Petite balade à San Sebastian
La page de la Concha, haut lieu du tourisme depuis 1945, considérée comme l'une des plus belles d'Europe
"Je suis en Espagne. J’y ai un pied du moins. Ceci est un pays de poètes et de contrebandiers. La nature est magnifique ; sauvage comme il la faut aux rêveurs, âpre comme il la faut aux voleurs. Une montagne au milieu de la mer. La trace des bombes sur toutes les maisons, la trace des tempêtes sur tous les rochers...

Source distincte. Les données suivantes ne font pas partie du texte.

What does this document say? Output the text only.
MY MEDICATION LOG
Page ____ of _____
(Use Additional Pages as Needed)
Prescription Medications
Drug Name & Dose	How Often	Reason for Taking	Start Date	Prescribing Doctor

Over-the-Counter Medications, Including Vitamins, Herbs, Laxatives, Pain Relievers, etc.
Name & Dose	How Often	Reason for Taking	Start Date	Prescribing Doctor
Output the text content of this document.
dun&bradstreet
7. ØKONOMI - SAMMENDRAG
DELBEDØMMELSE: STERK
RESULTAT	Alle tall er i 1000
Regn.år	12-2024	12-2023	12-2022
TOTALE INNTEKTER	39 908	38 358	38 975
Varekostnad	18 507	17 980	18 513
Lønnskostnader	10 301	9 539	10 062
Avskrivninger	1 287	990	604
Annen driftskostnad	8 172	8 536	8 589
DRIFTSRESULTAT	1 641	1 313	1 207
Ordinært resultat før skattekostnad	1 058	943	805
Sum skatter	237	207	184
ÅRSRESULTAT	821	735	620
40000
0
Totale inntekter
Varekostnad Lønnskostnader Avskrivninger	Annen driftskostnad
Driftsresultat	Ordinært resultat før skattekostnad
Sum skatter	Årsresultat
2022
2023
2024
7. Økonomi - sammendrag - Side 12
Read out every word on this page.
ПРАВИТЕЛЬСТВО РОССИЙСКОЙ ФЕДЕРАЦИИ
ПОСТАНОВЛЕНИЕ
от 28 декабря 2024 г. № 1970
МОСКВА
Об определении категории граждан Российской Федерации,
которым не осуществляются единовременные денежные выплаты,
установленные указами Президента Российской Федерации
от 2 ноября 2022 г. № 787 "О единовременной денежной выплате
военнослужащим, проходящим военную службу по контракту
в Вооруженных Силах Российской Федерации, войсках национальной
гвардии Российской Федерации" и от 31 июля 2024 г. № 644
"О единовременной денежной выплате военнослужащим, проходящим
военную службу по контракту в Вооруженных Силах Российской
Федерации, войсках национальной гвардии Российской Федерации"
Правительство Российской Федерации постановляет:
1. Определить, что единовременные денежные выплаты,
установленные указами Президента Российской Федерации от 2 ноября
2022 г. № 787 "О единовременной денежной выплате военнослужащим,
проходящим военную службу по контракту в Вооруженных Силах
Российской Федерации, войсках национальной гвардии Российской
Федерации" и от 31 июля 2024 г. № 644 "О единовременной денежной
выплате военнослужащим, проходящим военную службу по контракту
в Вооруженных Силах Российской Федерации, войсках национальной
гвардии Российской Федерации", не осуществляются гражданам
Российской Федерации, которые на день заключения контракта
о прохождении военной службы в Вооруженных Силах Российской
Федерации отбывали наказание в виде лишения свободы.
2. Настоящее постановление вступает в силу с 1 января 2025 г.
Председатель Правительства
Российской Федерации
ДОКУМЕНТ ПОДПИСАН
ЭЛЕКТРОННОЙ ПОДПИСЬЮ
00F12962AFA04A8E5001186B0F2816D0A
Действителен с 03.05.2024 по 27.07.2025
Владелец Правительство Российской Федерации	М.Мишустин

... Saint-Sébastien tient à l’Espagne comme l’Espagne tient à l’Europe, par une langue de terre. C’est une presqu’île dans la presqu’île ; et ici encore, comme dans une foule d’autres choses, l’aspect physique est la figure de l’état moral. On est à peine espagnol à Saint-Sébastien ; on est basque...
...Et puis les français sont partout ; dans la ville, sur douze marchands tenant boticas, il y a trois français. Je ne m’en plains pas ; je constate le fait. Au reste, à ne les considérer, bien entendu, que sous le côté des mœurs, toutes ces villes-ci, en deçà comme au delà, Bayonne comme Saint-Sébastien, Oloron comme Tolosa, ne sont que des pays mixtes. On y sent le remous des peuples qui se mêlent. Ce sont des embouchures de fleuves. Ce n’est ni France ni Espagne, ni mer ni rivière.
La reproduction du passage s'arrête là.